In terms of patient characteristics, ORATORIO participants were older, more often male, and had higher disability (as assessed with the expanded disability status scale) and a smaller average brain volume than those in the OPERA trials.

Mean normalized thalamic volume at the trial’s start, when accounting for co-variates, was not significantly different between OPERA and ORATORIO trial patients. But when looking at thalamic volume over time, researchers found that patients who were initially assigned to Ocrevus had significantly lesser thalamic atrophy than those switching to Ocrevus two years later.

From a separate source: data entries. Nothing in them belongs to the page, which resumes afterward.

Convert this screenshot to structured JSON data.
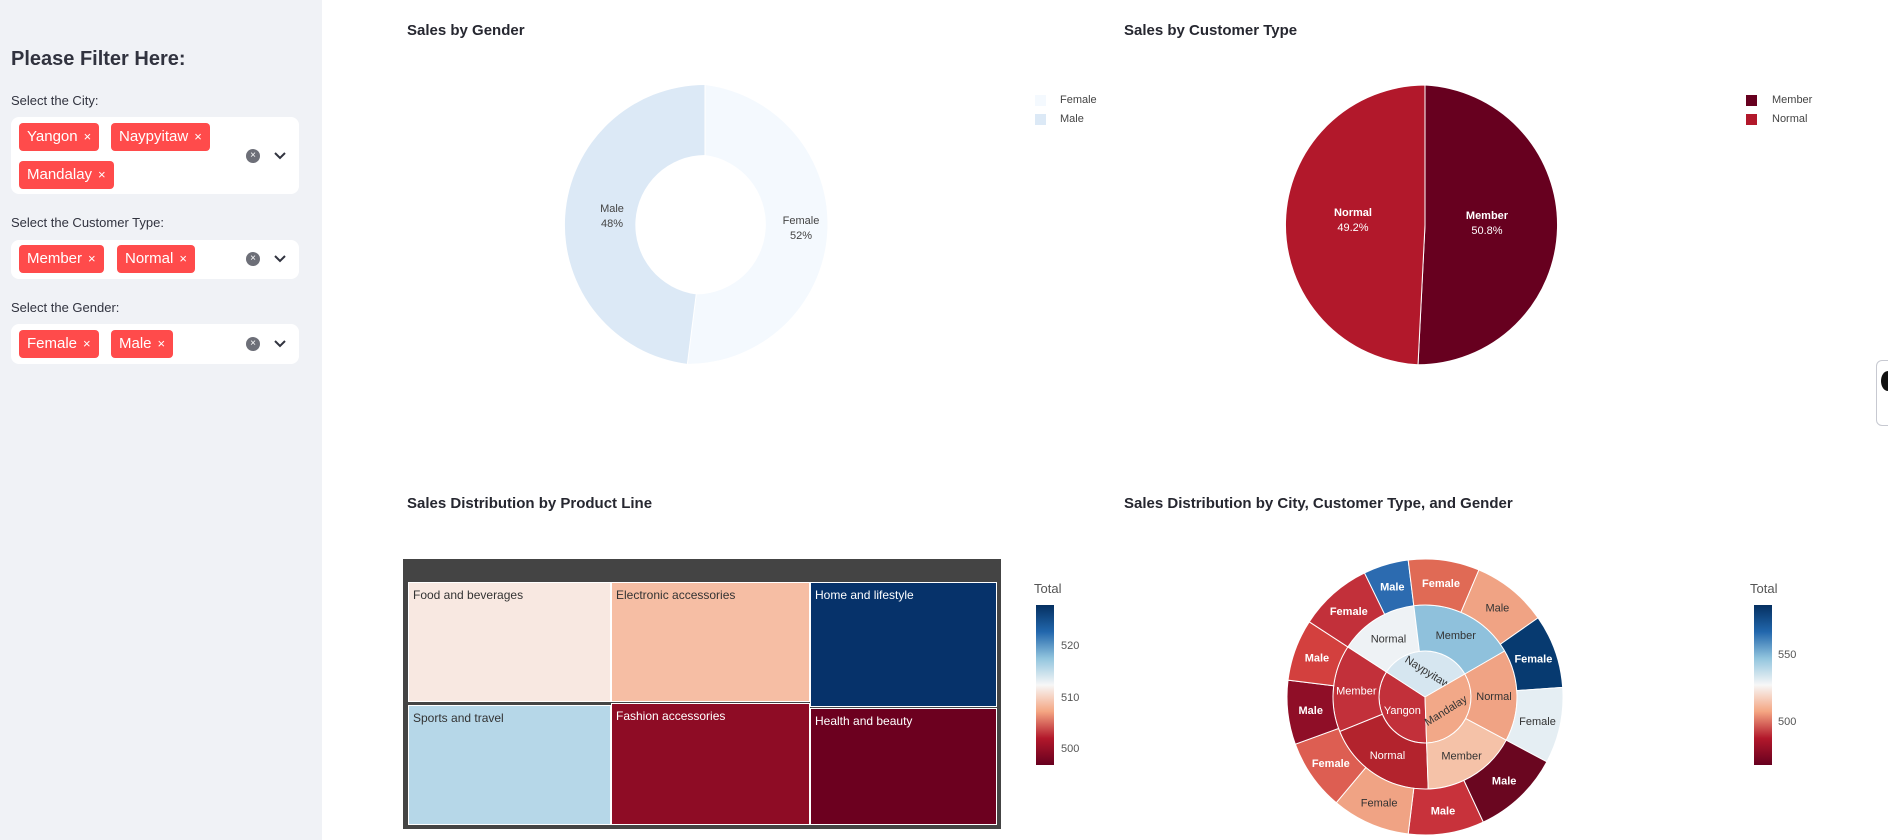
{
  "sidebar": {
    "title": "Please Filter Here:",
    "filters": [
      {
        "label": "Select the City:",
        "tags": [
          "Yangon",
          "Naypyitaw",
          "Mandalay"
        ]
      },
      {
        "label": "Select the Customer Type:",
        "tags": [
          "Member",
          "Normal"
        ]
      },
      {
        "label": "Select the Gender:",
        "tags": [
          "Female",
          "Male"
        ]
      }
    ],
    "tag_remove_glyph": "×",
    "clear_glyph": "×",
    "accent_color": "#ff4b4b"
  },
  "charts": {
    "gender": {
      "title": "Sales by Gender",
      "legend": [
        "Female",
        "Male"
      ],
      "slice_labels": [
        {
          "name": "Female",
          "pct": "52%"
        },
        {
          "name": "Male",
          "pct": "48%"
        }
      ]
    },
    "customer": {
      "title": "Sales by Customer Type",
      "legend": [
        "Member",
        "Normal"
      ],
      "slice_labels": [
        {
          "name": "Member",
          "pct": "50.8%"
        },
        {
          "name": "Normal",
          "pct": "49.2%"
        }
      ]
    },
    "product": {
      "title": "Sales Distribution by Product Line",
      "tiles": [
        "Food and beverages",
        "Electronic accessories",
        "Home and lifestyle",
        "Sports and travel",
        "Fashion accessories",
        "Health and beauty"
      ],
      "colorbar": {
        "title": "Total",
        "ticks": [
          "520",
          "510",
          "500"
        ]
      }
    },
    "sunburst": {
      "title": "Sales Distribution by City, Customer Type, and Gender",
      "inner": [
        "Yangon",
        "Naypyitaw",
        "Mandalay"
      ],
      "middle": [
        "Member",
        "Normal",
        "Member",
        "Normal",
        "Member",
        "Normal"
      ],
      "outer": [
        "Female",
        "Male",
        "Female",
        "Male",
        "Female",
        "Male",
        "Female",
        "Male",
        "Female",
        "Male",
        "Female",
        "Male"
      ],
      "colorbar": {
        "title": "Total",
        "ticks": [
          "550",
          "500"
        ]
      }
    }
  },
  "chart_data": [
    {
      "type": "pie",
      "title": "Sales by Gender",
      "hole": true,
      "categories": [
        "Female",
        "Male"
      ],
      "values": [
        52,
        48
      ],
      "colors": [
        "#f4f9fe",
        "#dce9f6"
      ]
    },
    {
      "type": "pie",
      "title": "Sales by Customer Type",
      "categories": [
        "Member",
        "Normal"
      ],
      "values": [
        50.8,
        49.2
      ],
      "colors": [
        "#67001f",
        "#b2182b"
      ]
    },
    {
      "type": "treemap",
      "title": "Sales Distribution by Product Line",
      "categories": [
        "Food and beverages",
        "Electronic accessories",
        "Home and lifestyle",
        "Sports and travel",
        "Fashion accessories",
        "Health and beauty"
      ],
      "values": [
        509,
        504,
        528,
        511,
        498,
        494
      ],
      "colors": [
        "#f8e8e1",
        "#f6bea4",
        "#06326a",
        "#b6d7e8",
        "#8e0c25",
        "#6c001f"
      ],
      "colorbar": {
        "title": "Total",
        "ticks": [
          520,
          510,
          500
        ]
      }
    },
    {
      "type": "sunburst",
      "title": "Sales Distribution by City, Customer Type, and Gender",
      "colorbar": {
        "title": "Total",
        "ticks": [
          550,
          500
        ]
      }
    }
  ]
}
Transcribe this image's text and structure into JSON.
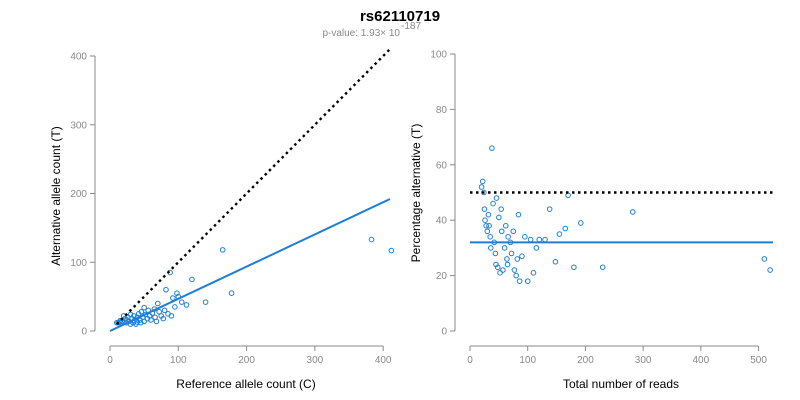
{
  "figure": {
    "title": "rs62110719",
    "subtitle_prefix": "p-value: 1.93× 10",
    "subtitle_exponent": "-187"
  },
  "colors": {
    "accent": "#1e7fd8",
    "points": "#1e7fd8",
    "reference_line": "#000000",
    "axis": "#8a8a8a"
  },
  "chart_data": [
    {
      "type": "scatter",
      "title": "",
      "xlabel": "Reference allele count (C)",
      "ylabel": "Alternative allele count (T)",
      "xlim": [
        0,
        410
      ],
      "ylim": [
        0,
        400
      ],
      "xticks": [
        0,
        100,
        200,
        300,
        400
      ],
      "yticks": [
        0,
        100,
        200,
        300,
        400
      ],
      "reference_line": {
        "style": "dotted",
        "from": [
          10,
          10
        ],
        "to": [
          410,
          410
        ]
      },
      "fit_line": {
        "from": [
          0,
          0
        ],
        "to": [
          410,
          192
        ]
      },
      "points": [
        [
          10,
          12
        ],
        [
          12,
          12
        ],
        [
          14,
          13
        ],
        [
          15,
          15
        ],
        [
          16,
          12
        ],
        [
          18,
          14
        ],
        [
          20,
          22
        ],
        [
          22,
          18
        ],
        [
          24,
          12
        ],
        [
          25,
          16
        ],
        [
          26,
          20
        ],
        [
          28,
          14
        ],
        [
          30,
          24
        ],
        [
          30,
          10
        ],
        [
          32,
          18
        ],
        [
          34,
          12
        ],
        [
          35,
          22
        ],
        [
          36,
          15
        ],
        [
          38,
          10
        ],
        [
          40,
          20
        ],
        [
          40,
          13
        ],
        [
          42,
          25
        ],
        [
          44,
          16
        ],
        [
          45,
          12
        ],
        [
          46,
          28
        ],
        [
          48,
          20
        ],
        [
          50,
          14
        ],
        [
          50,
          34
        ],
        [
          52,
          24
        ],
        [
          55,
          18
        ],
        [
          56,
          30
        ],
        [
          58,
          22
        ],
        [
          60,
          16
        ],
        [
          62,
          26
        ],
        [
          65,
          32
        ],
        [
          66,
          20
        ],
        [
          68,
          14
        ],
        [
          70,
          40
        ],
        [
          72,
          28
        ],
        [
          75,
          22
        ],
        [
          78,
          18
        ],
        [
          80,
          30
        ],
        [
          82,
          60
        ],
        [
          85,
          25
        ],
        [
          88,
          85
        ],
        [
          90,
          22
        ],
        [
          92,
          48
        ],
        [
          95,
          35
        ],
        [
          98,
          55
        ],
        [
          100,
          50
        ],
        [
          105,
          42
        ],
        [
          112,
          38
        ],
        [
          120,
          75
        ],
        [
          140,
          42
        ],
        [
          165,
          118
        ],
        [
          178,
          55
        ],
        [
          383,
          133
        ],
        [
          412,
          117
        ]
      ]
    },
    {
      "type": "scatter",
      "title": "",
      "xlabel": "Total number of reads",
      "ylabel": "Percentage alternative (T)",
      "xlim": [
        0,
        525
      ],
      "ylim": [
        0,
        100
      ],
      "xticks": [
        0,
        100,
        200,
        300,
        400,
        500
      ],
      "yticks": [
        0,
        20,
        40,
        60,
        80,
        100
      ],
      "reference_line": {
        "style": "dotted",
        "y": 50
      },
      "fit_line": {
        "y": 32
      },
      "points": [
        [
          20,
          52
        ],
        [
          22,
          54
        ],
        [
          24,
          50
        ],
        [
          25,
          44
        ],
        [
          26,
          40
        ],
        [
          28,
          38
        ],
        [
          30,
          36
        ],
        [
          32,
          42
        ],
        [
          33,
          38
        ],
        [
          35,
          34
        ],
        [
          36,
          30
        ],
        [
          38,
          66
        ],
        [
          40,
          46
        ],
        [
          42,
          32
        ],
        [
          44,
          28
        ],
        [
          45,
          24
        ],
        [
          46,
          48
        ],
        [
          48,
          23
        ],
        [
          50,
          41
        ],
        [
          52,
          21
        ],
        [
          54,
          44
        ],
        [
          55,
          36
        ],
        [
          57,
          22
        ],
        [
          60,
          30
        ],
        [
          62,
          38
        ],
        [
          64,
          26
        ],
        [
          65,
          24
        ],
        [
          66,
          34
        ],
        [
          70,
          32
        ],
        [
          72,
          28
        ],
        [
          75,
          36
        ],
        [
          77,
          22
        ],
        [
          80,
          20
        ],
        [
          82,
          26
        ],
        [
          84,
          42
        ],
        [
          86,
          18
        ],
        [
          90,
          27
        ],
        [
          95,
          34
        ],
        [
          100,
          18
        ],
        [
          105,
          33
        ],
        [
          110,
          21
        ],
        [
          115,
          30
        ],
        [
          120,
          33
        ],
        [
          130,
          33
        ],
        [
          138,
          44
        ],
        [
          148,
          25
        ],
        [
          155,
          35
        ],
        [
          165,
          37
        ],
        [
          170,
          49
        ],
        [
          180,
          23
        ],
        [
          192,
          39
        ],
        [
          230,
          23
        ],
        [
          282,
          43
        ],
        [
          510,
          26
        ],
        [
          520,
          22
        ]
      ]
    }
  ]
}
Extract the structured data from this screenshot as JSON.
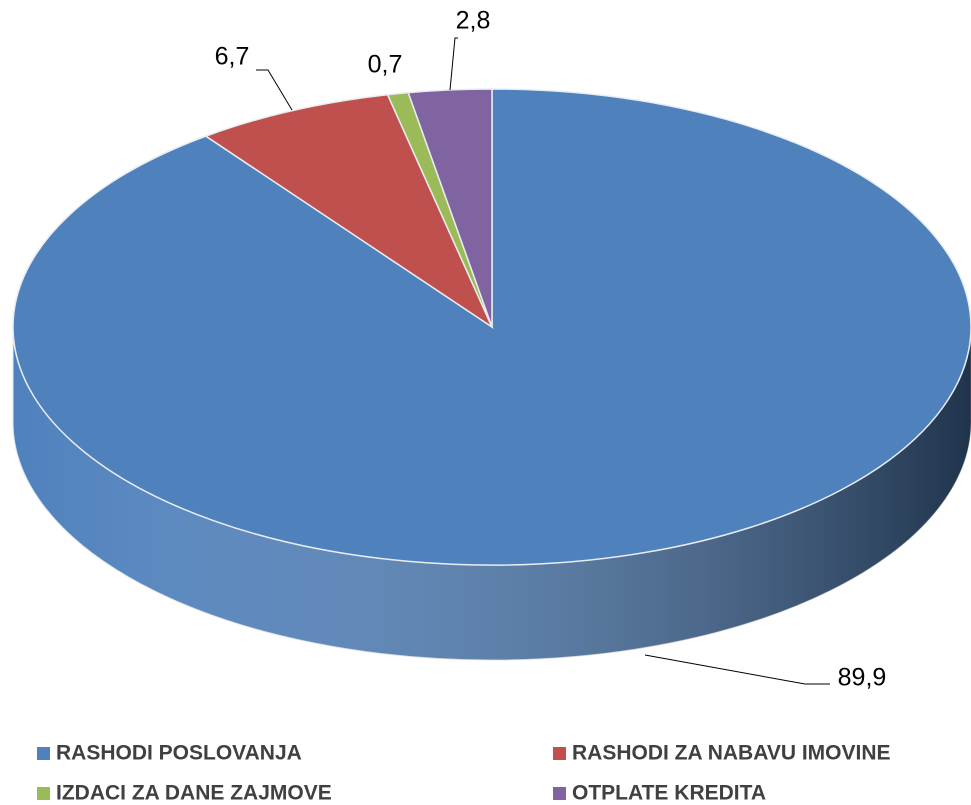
{
  "chart_data": {
    "type": "pie",
    "categories": [
      "RASHODI POSLOVANJA",
      "RASHODI ZA NABAVU IMOVINE",
      "IZDACI ZA DANE ZAJMOVE",
      "OTPLATE KREDITA"
    ],
    "values": [
      89.9,
      6.7,
      0.7,
      2.8
    ],
    "value_labels": [
      "89,9",
      "6,7",
      "0,7",
      "2,8"
    ],
    "colors": [
      "#4f81bd",
      "#c0504d",
      "#9bbb59",
      "#8064a2"
    ],
    "legend": "bottom"
  }
}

Early Ocrevus treatment resulted in a 16% lower thalamic atrophy in relapsing MS patients, compared with those initially treated with Rebif, and a 25% lower thalamic volume loss in PPMS patients compared with those initially on placebo.

Changes in thalamic volumes were also similar between OPERA and ORATORIO patients on Ocrevus since study start. However, in the first two years of the trials and compared with patients given Ocrevus from the start, relapsing MS patients initially on Rebif appeared to show a greater loss of thalamic volume than PPMS patients on a placebo (43% vs. 35%).

Arnold noted that this was consistent with an acceleration of thalamic atrophy when initiating interferon therapy, an effect known as pseudoatrophy — a rapid, short-term drop in brain volume over a few months when patients start an anti-inflammatory therapy.

This Rebif-associated pseudoatrophy appeared to be reversed after patients switched to Ocrevus, but thalamic volume never reached the values seen in patients continuously treated with Ocrevus.

Overall, “in the open-label extension of the Phase 3 OPERA I and III and ORATORIO trials, patients with relapsing MS and PPMS who were initially randomized to [Ocrevus] experienced less thalamic volume loss compared with those initiating [Ocrevus] later,” Arnold said.

The team also found that baseline thalamic volume was significantly associated with different measures of disability progression in both the OPERA and ORATORIO trials.

Notably, relapsing MS patients with baseline thalamus volume lower than the median were significantly more likely to have confirmed disability progression during their trial’s first two years (the double-blind period) than those with larger thalamus. No similar association was found for PPMS patients in ORATORIO.

According to Arnold, these findings suggest that initial thalamic volume may be used to predict disability progression in people with relapsing forms of MS.